The New Delhi-based Agro Chem Federation of India (ACFI) citing its contribution in the agrochemical sector of India has written to the CBFC to scrutinize the film before certification. ACFI director according to sources, that the film’s teaser contains “misleading and unsubstantiated” claims about pesticides, food safety and Indian agriculture. Director General Kalyan Goswami said, “The federation is seeking a meeting with CBFC Chairperson Shashi Shekhar Vempati.”

In Mumbai, legal proceedings have also begun. Hiranya Pandey, representing Bhavesh Sodha of Agri Business Centre, served a legal notice on the filmmakers — Zee Studios and MIG Production & Studios LLP. The notice that was served in June sought disclosure of the scientific basis for the claims.

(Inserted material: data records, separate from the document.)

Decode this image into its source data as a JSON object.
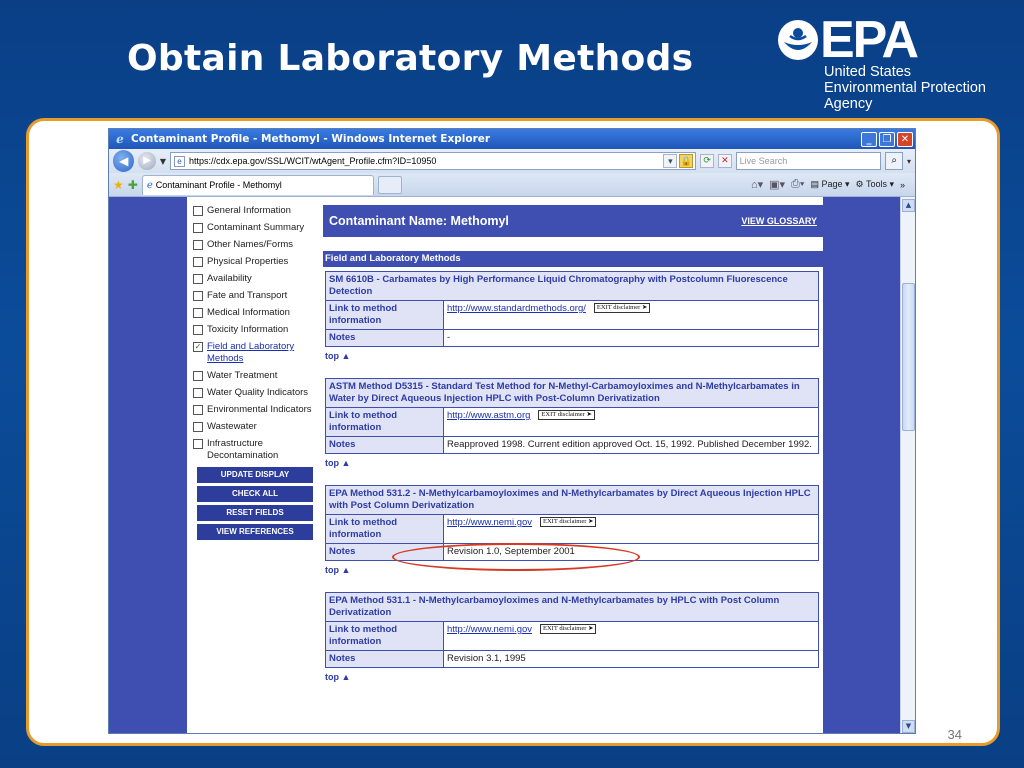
{
  "slide": {
    "title": "Obtain Laboratory Methods",
    "page_number": "34",
    "logo": {
      "name": "EPA",
      "line1": "United States",
      "line2": "Environmental Protection",
      "line3": "Agency"
    }
  },
  "browser": {
    "window_title": "Contaminant Profile - Methomyl - Windows Internet Explorer",
    "url": "https://cdx.epa.gov/SSL/WCIT/wtAgent_Profile.cfm?ID=10950",
    "search_placeholder": "Live Search",
    "tab_title": "Contaminant Profile - Methomyl",
    "cmd_page": "Page",
    "cmd_tools": "Tools"
  },
  "sidebar": {
    "items": [
      {
        "label": "General Information",
        "checked": false
      },
      {
        "label": "Contaminant Summary",
        "checked": false
      },
      {
        "label": "Other Names/Forms",
        "checked": false
      },
      {
        "label": "Physical Properties",
        "checked": false
      },
      {
        "label": "Availability",
        "checked": false
      },
      {
        "label": "Fate and Transport",
        "checked": false
      },
      {
        "label": "Medical Information",
        "checked": false
      },
      {
        "label": "Toxicity Information",
        "checked": false
      },
      {
        "label": "Field and Laboratory Methods",
        "checked": true
      },
      {
        "label": "Water Treatment",
        "checked": false
      },
      {
        "label": "Water Quality Indicators",
        "checked": false
      },
      {
        "label": "Environmental Indicators",
        "checked": false
      },
      {
        "label": "Wastewater",
        "checked": false
      },
      {
        "label": "Infrastructure Decontamination",
        "checked": false
      }
    ],
    "buttons": [
      "UPDATE DISPLAY",
      "CHECK ALL",
      "RESET FIELDS",
      "VIEW REFERENCES"
    ]
  },
  "main": {
    "contaminant_name": "Contaminant Name: Methomyl",
    "view_glossary": "VIEW GLOSSARY",
    "section_title": "Field and Laboratory Methods",
    "link_label": "Link to method information",
    "notes_label": "Notes",
    "exit_label": "EXIT disclaimer",
    "top_label": "top",
    "methods": [
      {
        "title": "SM 6610B - Carbamates by High Performance Liquid Chromatography with Postcolumn Fluorescence Detection",
        "link": "http://www.standardmethods.org/",
        "notes": "-"
      },
      {
        "title": "ASTM Method D5315 - Standard Test Method for N-Methyl-Carbamoyloximes and N-Methylcarbamates in Water by Direct Aqueous Injection HPLC with Post-Column Derivatization",
        "link": "http://www.astm.org",
        "notes": "Reapproved 1998. Current edition approved Oct. 15, 1992. Published December 1992."
      },
      {
        "title": "EPA Method 531.2 - N-Methylcarbamoyloximes and N-Methylcarbamates by Direct Aqueous Injection HPLC with Post Column Derivatization",
        "link": "http://www.nemi.gov",
        "notes": "Revision 1.0, September 2001"
      },
      {
        "title": "EPA Method 531.1 - N-Methylcarbamoyloximes and N-Methylcarbamates by HPLC with Post Column Derivatization",
        "link": "http://www.nemi.gov",
        "notes": "Revision 3.1, 1995"
      }
    ]
  }
}
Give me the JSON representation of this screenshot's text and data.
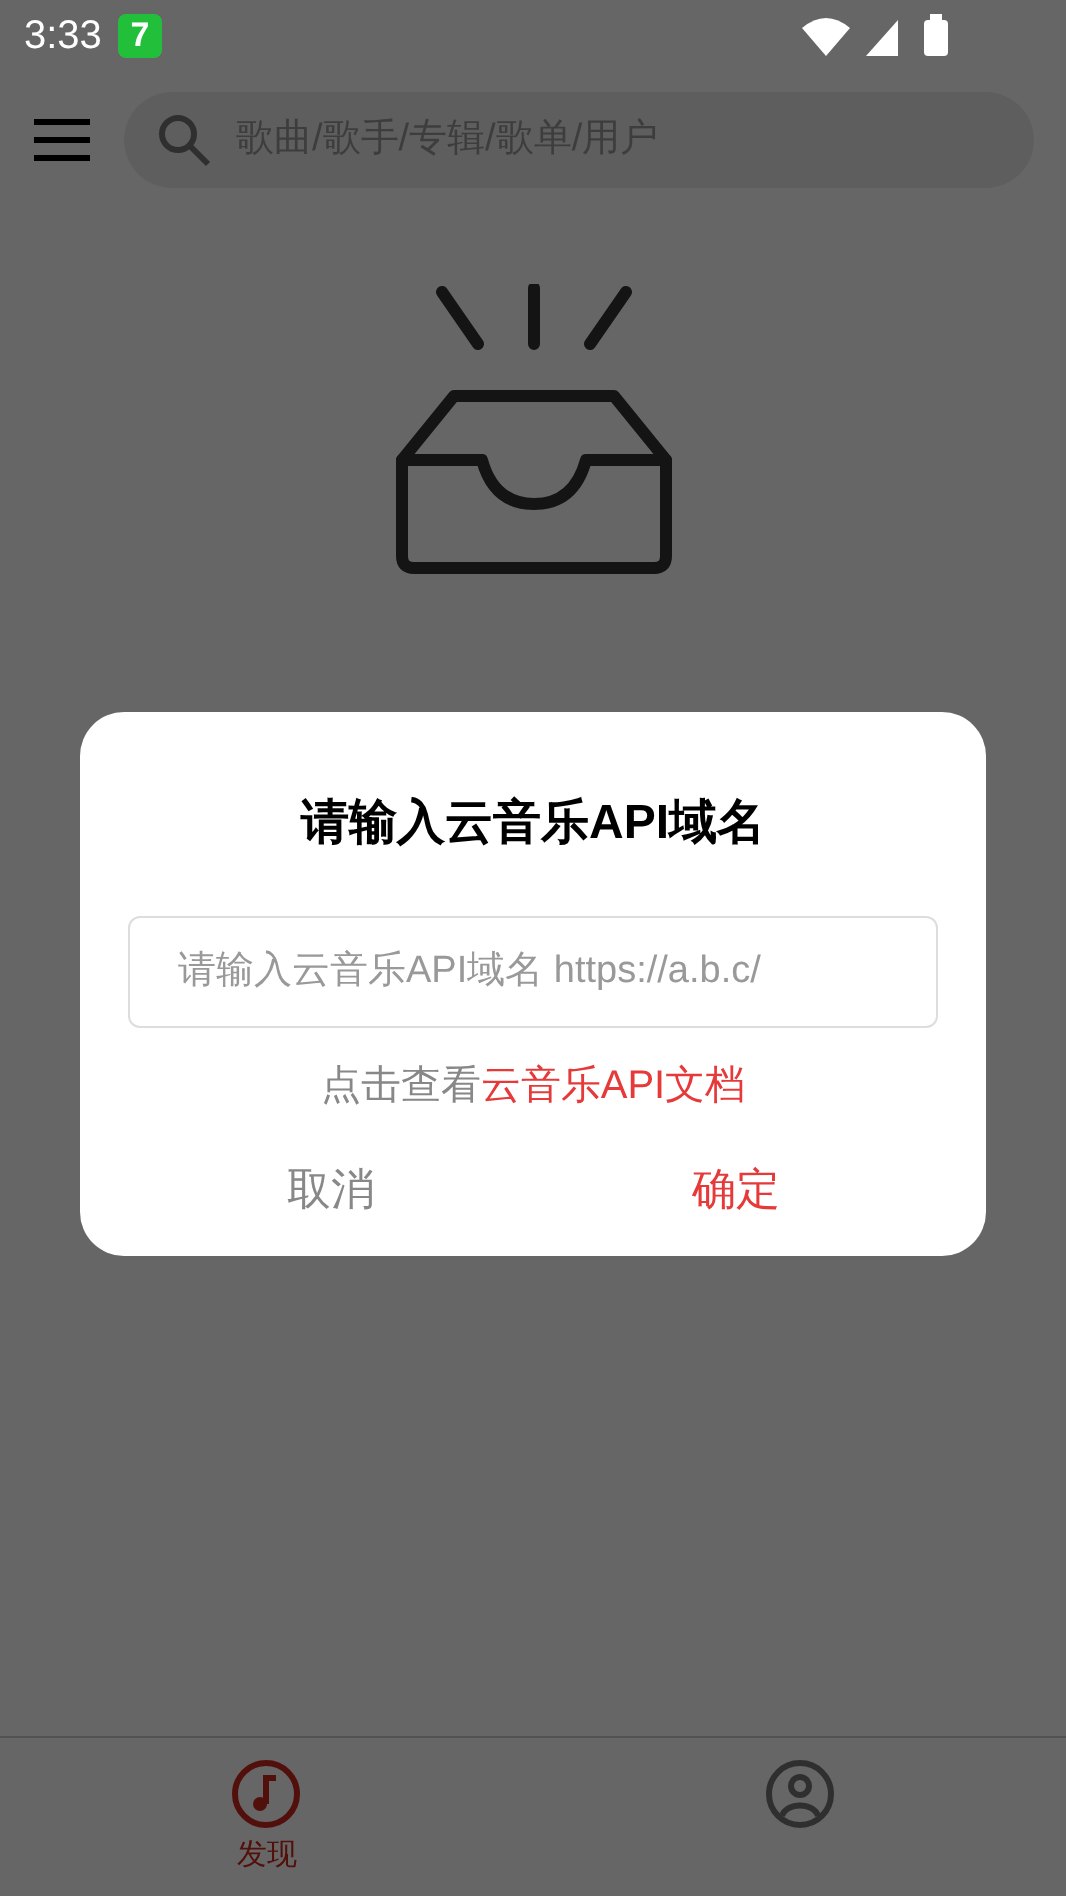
{
  "status_bar": {
    "time": "3:33",
    "notification_badge": "7"
  },
  "search": {
    "placeholder": "歌曲/歌手/专辑/歌单/用户"
  },
  "dialog": {
    "title": "请输入云音乐API域名",
    "input": {
      "placeholder": "请输入云音乐API域名 https://a.b.c/"
    },
    "hint_prefix": "点击查看",
    "hint_link": "云音乐API文档",
    "cancel": "取消",
    "confirm": "确定"
  },
  "tabs": [
    {
      "kind": "music",
      "label": "发现",
      "selected": true
    },
    {
      "kind": "user",
      "selected": false
    }
  ]
}
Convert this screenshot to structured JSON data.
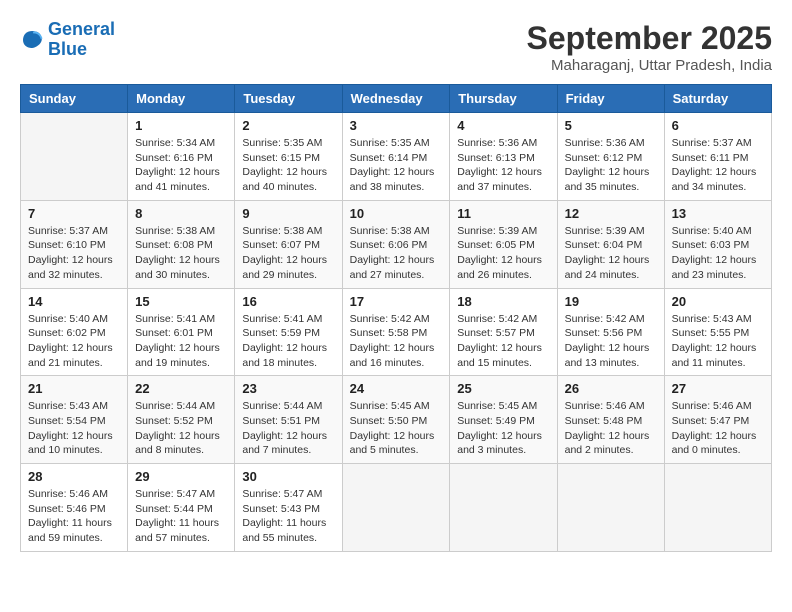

“The filmmakers responded through their advocate on June 30”, following which Pandey said he filed a rejoinder with the CBFC on July 9 seeking a personal hearing before certification. Pandey said his client would move the court if the film is released unchanged. “The trailer deploys the derogatory and defamatory label ‘Mrityudata’ (provider of death) for ‘Annadata’ (the sustainer and provider of food),” he said. He claimed that the filmmakers did accept that certain teaser sequences were “symbolic dramatisation” and that they did not assert pesticides were the “sole cause” of cancer.

In its teaser, The India Story: Slow Poison in Progress showed several data points in cap in between slides of reports and snippets of food adulteration and use of chemicals in Indian farming. Calling them “India’s most shocking truths”, the teaser of the film, directed by Cheytan DK, claimed: “We grew poison, not food.” The teaser featured text snippets saying that Indians were “fed over 50,000 metric tonnes of pesticides” which “exposed over 200,000,000 (20 crore) people”. It also linked agricultural practices to “rising cancer cases”, and questioned the safety of “milk and poultry”, and described Indian food as “slow poison”.